1. Das auf Erteilung eines Visums zum Kindernachzug gerichtete Begehren bildet einen einheitlichen Streitgegenstand. Die einzelnen Anspruchsgrundlagen des § 32 Abs. 1 bis 4 AufenthG stehen zueinander in Anspruchsnormenkonkurrenz.

2. Der verfahrensrechtliche ordre public im Sinne von § 109 Abs. 1 Nr. 4 FamFG verlangt grundsätzlich, dass jedenfalls Jugendliche vor Erlass einer Sorgerechtsentscheidung persönlich angehört werden.

3. Eine Sorgerechtsentscheidung, die in einem Verfahren zustande gekommen ist, das den ordre public verletzt, kann trotzdem ausnahmsweise anerkannt werden, wenn die Nichtanerkennung das Kindeswohl gefährdet.

4. Ein Visumantrag nach § 6 Abs. 3 i. V. mit § 32 Abs. 2 AufenthG muss vor Vollendung des 18. Lebensjahres gestellt werden. Eine Antragstellung vor Vollendung des 16. Lebensjahres ist unschädlich.

(Amtliche Leitsätze)

Schlagwörter: Anhörung, ausländisches Recht, Deutschkenntnisse, besondere Härte, Doppelprüfung, internationales Privatrecht, Inzidentanerkennung, Kindernachzug, Kindeswohl, öffentliche Ordnung, ordre public, Personensorge, Sorgerecht, Sorgerechtsentscheidung, Sprachnachweis, Visum, Visumsantrag, Visumsverfahren, nationales Visum,
Normen: AufenthG § 2 Abs. 11, AufenthG § 6 Abs. 3, AufenthG § 32 Abs. 2-4, EGBGB Art. 6, EGBGB Art. 21, FamFG § 97 Abs. 1, FamFG § 108 Abs. 1, FamFG § 109 Abs. 1 Nr. 4, GG Art. 6 Abs. 2, UN-KRK Art. 12 Abs. 2, VwGO § 86 Abs. 1, ZPO § 328,
Auszüge:

[...]

1.2 Das Berufungsgericht hat aber im Einklang mit Bundesrecht die alleinige Sorgeberechtigung der in Deutschland lebenden Mutter der Klägerin verneint.

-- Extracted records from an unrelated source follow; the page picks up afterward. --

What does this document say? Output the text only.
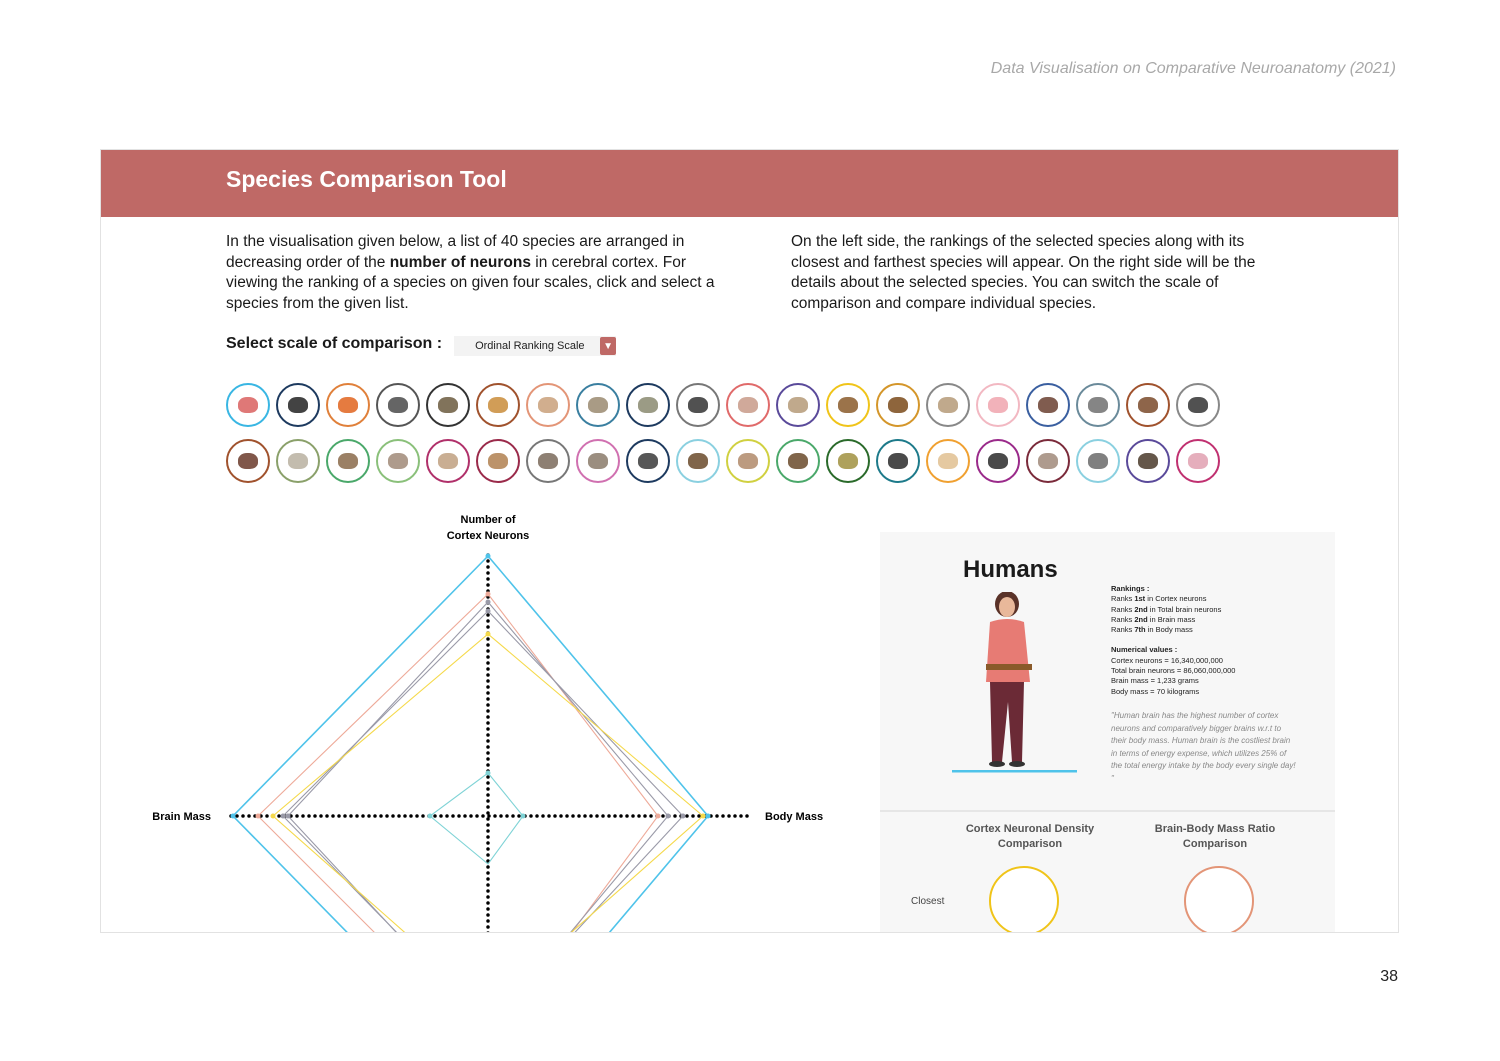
Data Visualisation on Comparative Neuroanatomy (2021)
Species Comparison Tool
In the visualisation given below, a list of 40 species are arranged in decreasing order of the number of neurons in cerebral cortex. For viewing the ranking of a species on given four scales, click and select a species from the given list.
On the left side, the rankings of the selected species along with its closest and farthest species will appear. On the right side will be the details about the selected species. You can switch the scale of comparison and compare individual species.
Select scale of comparison :	Ordinal Ranking Scale	▼
Number of
Cortex Neurons
Brain Mass	Body Mass
Humans
Rankings :
Ranks 1st in Cortex neurons
Ranks 2nd in Total brain neurons
Ranks 2nd in Brain mass
Ranks 7th in Body mass
Numerical values :
Cortex neurons = 16,340,000,000
Total brain neurons = 86,060,000,000
Brain mass = 1,233 grams
Body mass = 70 kilograms
"Human brain has the highest number of cortex neurons and comparatively bigger brains w.r.t to their body mass. Human brain is the costliest brain in terms of energy expense, which utilizes 25% of the total energy intake by the body every single day! "
Cortex Neuronal Density
Comparison
Brain-Body Mass Ratio
Comparison
Closest
38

1.2.1 Der Begriff der alleinigen Personensorgeberechtigung ist mit Blick auf Art. 4 Abs. 1 Buchst. c der Richtlinie 2003/86/EG des Rates vom 22. September 2003 betreffend das Recht auf Familienzusammenführung (ABl EG L 251 S. 12 vom 3. Oktober 2003) - sog. Familienzusammenführungsrichtlinie - unionsrechtlich auszulegen. Im Sinne dieser Bestimmung besitzt ein Elternteil das Sorgerecht nur, wenn er "allein" sorgeberechtigt ist, dem anderen Elternteil also bei der Ausübung des Sorgerechts keine substantiellen Mitentscheidungsrechte und -pflichten zustehen, etwa in Bezug auf Aufenthalt, Schule und Ausbildung oder Heilbehandlung des Kindes (Urteil vom 7. April 2009 a.a.O. Rn. 16).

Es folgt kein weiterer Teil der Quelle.